Baudrillard is writing in the context of McLuhan and Enzensberger's ideas about media and theory, which makes this statement somewhat puzzling. Buadrillard perhaps offers evidence for this claim by explaining the relationship between the media and ideology. Maybe Baudrillard meant that the theories of others such as McLuhan are flawed; in the process of trying to prove that theory doesn't exist, I think he ultimately creates his own theory (even if it is a sort of "anti-theory").

 For example, he revises McLuhan's idea that the medium is the message by explaining that "the essential Medium is the Model. What is mediatized is not what comes off the daily press, our of the tube, or on the radio: it is what is reinterpreted by the sign form, articulated into models, and administered by the code" (283). While I think that Baudrillard successfully adapts McLuhan's and Enzensberger's ideas for his own view, I had trouble understanding some of his ideas and actually wrote "...none of this is really making any sense to me..." in my notes.

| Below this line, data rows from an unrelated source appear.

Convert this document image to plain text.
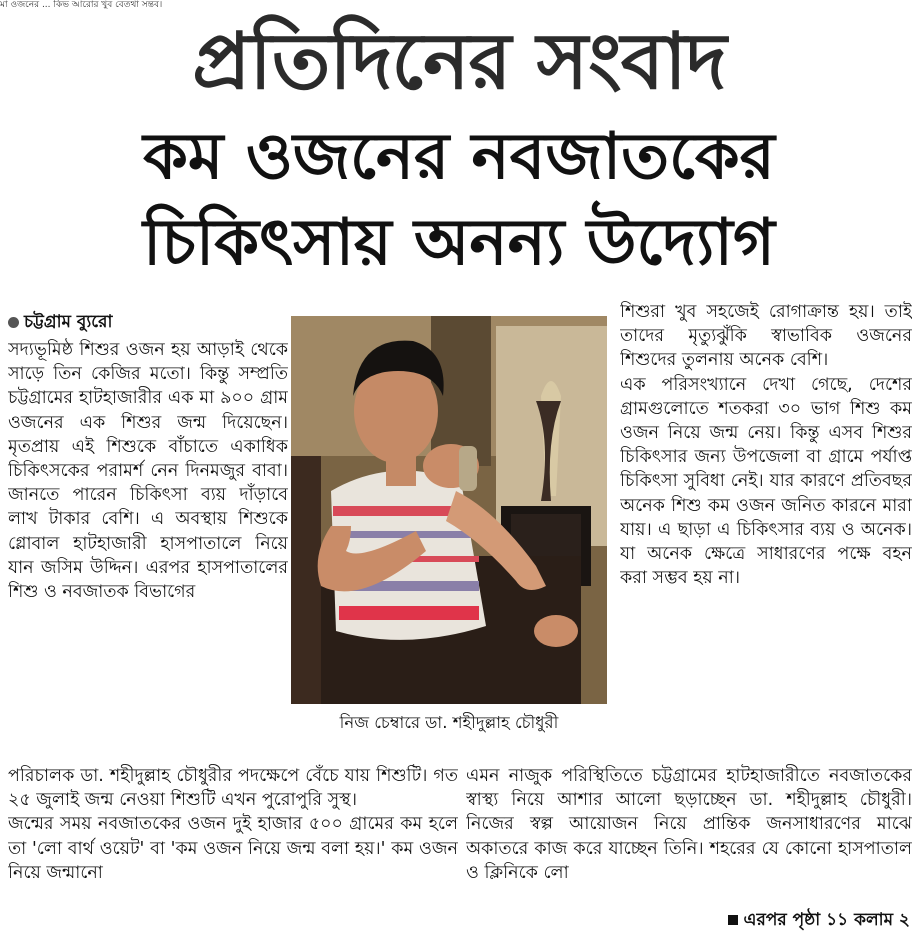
মা ওজনের ... কিভ আরোর খুব বেতথা সন্তব।
প্রতিদিনের সবাদ
কম ওজনের নবজাতকের
চিকিৎসায় অনন্য উদ্যোগ
চট্টগ্রাম ব্যুরো

সদ্যভূমিষ্ঠ শিশুর ওজন হয় আড়াই থেকে সাড়ে তিন কেজির মতো। কিন্তু সম্প্রতি চট্টগ্রামের হাটহাজারীর এক মা ৯০০ গ্রাম ওজনের এক শিশুর জন্ম দিয়েছেন। মৃতপ্রায় এই শিশুকে বাঁচাতে একাধিক চিকিৎসকের পরামর্শ নেন দিনমজুর বাবা। জানতে পারেন চিকিৎসা ব্যয় দাঁড়াবে লাখ টাকার বেশি। এ অবস্থায় শিশুকে গ্লোবাল হাটহাজারী হাসপাতালে নিয়ে যান জসিম উদ্দিন। এরপর হাসপাতালের শিশু ও নবজাতক বিভাগের

নিজ চেম্বারে ডা. শহীদুল্লাহ চৌধুরী

শিশুরা খুব সহজেই রোগাক্রান্ত হয়। তাই তাদের মৃত্যুঝুঁকি স্বাভাবিক ওজনের শিশুদের তুলনায় অনেক বেশি।

এক পরিসংখ্যানে দেখা গেছে, দেশের গ্রামগুলোতে শতকরা ৩০ ভাগ শিশু কম ওজন নিয়ে জন্ম নেয়। কিন্তু এসব শিশুর চিকিৎসার জন্য উপজেলা বা গ্রামে পর্যাপ্ত চিকিৎসা সুবিধা নেই। যার কারণে প্রতিবছর অনেক শিশু কম ওজন জনিত কারনে মারা যায়। এ ছাড়া এ চিকিৎসার ব্যয় ও অনেক। যা অনেক ক্ষেত্রে সাধারণের পক্ষে বহন করা সম্ভব হয় না।

পরিচালক ডা. শহীদুল্লাহ চৌধুরীর পদক্ষেপে বেঁচে যায় শিশুটি। গত ২৫ জুলাই জন্ম নেওয়া শিশুটি এখন পুরোপুরি সুস্থ।

জন্মের সময় নবজাতকের ওজন দুই হাজার ৫০০ গ্রামের কম হলে তা 'লো বার্থ ওয়েট' বা 'কম ওজন নিয়ে জন্ম বলা হয়।' কম ওজন নিয়ে জন্মানো

এমন নাজুক পরিস্থিতিতে চট্টগ্রামের হাটহাজারীতে নবজাতকের স্বাস্থ্য নিয়ে আশার আলো ছড়াচ্ছেন ডা. শহীদুল্লাহ চৌধুরী। নিজের স্বল্প আয়োজন নিয়ে প্রান্তিক জনসাধারণের মাঝে অকাতরে কাজ করে যাচ্ছেন তিনি। শহরের যে কোনো হাসপাতাল ও ক্লিনিকে লো

এরপর পৃষ্ঠা ১১ কলাম ২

I found the last article, "The End of Books" by Robert Coover to be the most interesting (probably because it was short). When Coover talks about students using computers to write documents as leading to the end of books, I thought about my personal dependence on my laptop. When I was an undergraduate I had to have a hardcopy of everything I read so that I could write on the document. Electronic texts bothered me because I felt distanced from them. As a graduate student (who has to pay for printing) I quickly adapted to reading articles online and now I prefer it. I like being able to carry only my computer with me and have all my notes for my classes on my jump drive or desktop. I enjoy the quickness of copy-and-paste as opposed to physically organizing hard copies of documents in order to see connections. I think that perhaps Coover meant that through hyperfiction (allowing the reader to get something different out of a text each time they encounter it) paper books will become obsolete, but I took it to mean that people simply won't have any use for physical books (except as a novelty): electronic copies will take their place. 

As a side note...
I also enjoyed what Coover said about writing students being ultra-conservative and his description of how some students freaked out at the idea of not having any structure/guidelines for their writing and attempted to create hyper versions of traditional structures. I am fully aware that I am that type of student, as I am further discovering while contemplating my New Media project...

4 comments:

policy said...

I agree that Buadrillard at least begins to form his own theory on Media. He keeps coming back to the encoder and decoder/ producer/consumer etc and a power balance or relationship between the two. From what I understood He sees the encoder's power growing with mass media because the decoders ability to respond is limited. I guess I am not sure I understood this article all that well, but that was what I gathered from what I read.

Sportet said...

Ultra-conservative English majors? Is that an oxymoron? On a serious note, I don't think Baudrillard is trying to create a New Media theory as much as demonstrate that the media is still to grounded in old structures to necessitate new ideologies. He says, "changing the content of the message serves no purpose; it is necessary to modify the reading codes . . ." The conclusion of the articles seems to suggest that as long as we are just emulating old practices, print etc. with new media we can just keep using the old communication theories.

policy said...

While I would agree that Bualdrillard is not attempting to create his own thoery, I believe he is beginning the process of creating a new theory. Just like we will always need to reference the old when creating the new, old theories will be applied to new mediums. BUT they will need to be altered to fit the new mediums, which will lead to the formation of new theories from the old. So by insisting that there is no theory of media he is opening the door for new theories. So Stephen I guess I agree with you but I don't agree with you.

Doc Mara said...

Baudrillard sees possibilities, buy only tangentially. The mention of the vandalism on the billboard shows a type of response that recognizes that the "decoder" is really not just a "decoder." These moments of resistance open up the possibility that speaker and hearer/reader/viewer can BOTH decide to keep the possibility of action open to the act of communication. You don't just get to agree or disagree. Real change outside of the boundaries of the communication "rules" are possible.